Na década de 60 do século passado arrendei um 2º andar sem elevador, com quatro quartos, um apartamento ideal para um jovem casal com uma filha pequena. Tempos depois instalou-se no andar ao lado, com a mesma dimensão, um lar onde enfiaram vinte idosos. Era óbvio que não havia condições sanitárias mínimas e a prova surgiu com os óbitos e os cadáveres a aguardar no patamar da escada, até serem removidos pela funerária. Não tive outro remédio, mudei de casa. Como este, milhares de lares foram criados durante décadas sucessivas por todo o país, sem condições mínimas de funcionamento. Nas zonas rurais, a solução de país pobre foi a de lares clandestinos, onde a mensalidade era igual à magra pensão. Um mal necessário que as autoridades fingiam ignorar. Para um lar oficial comprava-se a licença e tentava-se subornar os inspectores. A corrupção, o laxismo e a ambição de lucro criaram a situação actual. A pandemia da Covid 19 apanhou os idosos na ratoeira destes lares. Houve uma “limpeza geracional” com mais de uma dezena de milhar de mortos. A tábua de salvação foi a vacina que reduziu com eficácia a gravidade e a mortalidade da doença. Mas os idosos continuaram a morrer nos lares apesar de vacinados: a vacina não impede a infecção nem a transmissão do vírus. E, como as condições sanitárias são más e os idosos frágeis, eles vão continuar a morrer até que todos os fragilizados tenham desaparecido. Erros de décadas pagos por uma geração de idosos.
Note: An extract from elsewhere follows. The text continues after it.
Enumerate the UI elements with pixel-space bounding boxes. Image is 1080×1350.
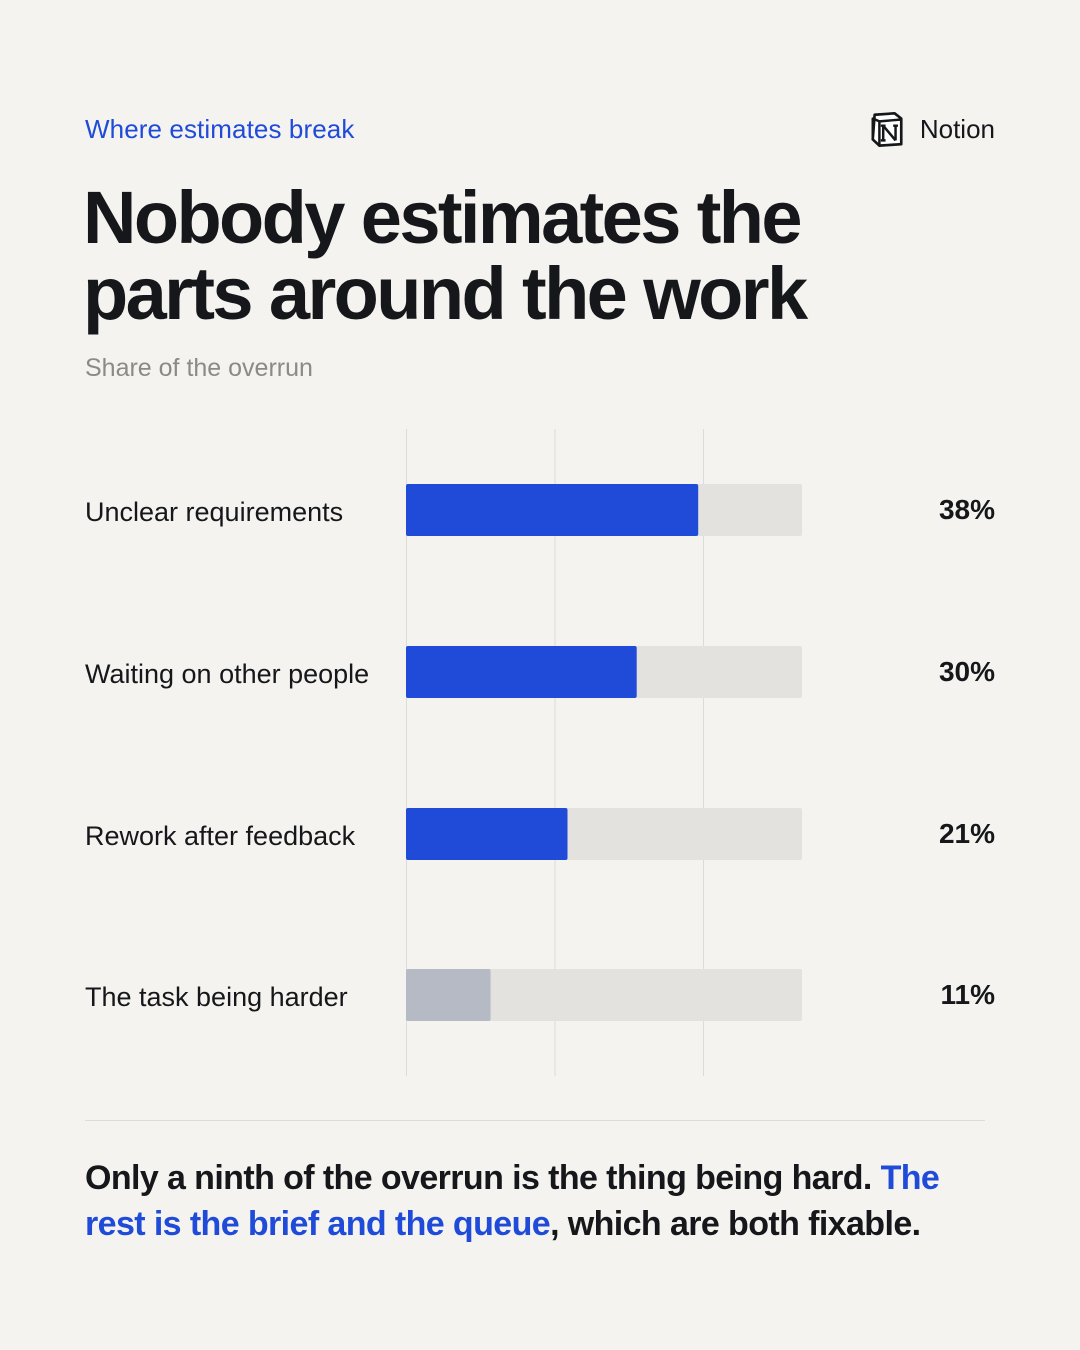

Na nossa idade vivemos de memórias e recordações. Quando estas começam a falhar inventam uma doença para tornar mais fácil a nossa entrada no retiro. Dantes quando alguém tinha falhas de memória repetidas, dizia-se que estava tolinho; havia compaixão, até mesmo ternura na expressão. Agora temos o Alzheimer, uma palavra germânica e dura, um rótulo sem regresso. Podemos já não nos lembrar dos nomes dos nossos netos mas gostamos, agora mais do que nunca, de os beijar, de sentir o seu calor contra o nosso peito. Mas infelizmente, já não fazemos parte da vida deles. E é isso sobretudo que nos dói. Alguns de nós, os felizardos, continuamos integrados em famílias tradicionais a gozar um fim de vida feliz; mas lamentavelmente somos apenas uma minoria. Porque tudo o que todos nós, velhos, queríamos, era não ser socio-excluídos, voltar a dar e a receber atenção e ternura, viver, nos anos que nos restam, uma vida plena à nossa escala e possibilidades. Todos temos para contar, em mil e uma noites, histórias lindas, vividas, partilhadas e não sonhadas. Mesmo que cada história, como para Xerazade, seja apenas um dia de adiamento, do fim que a todos nos espera.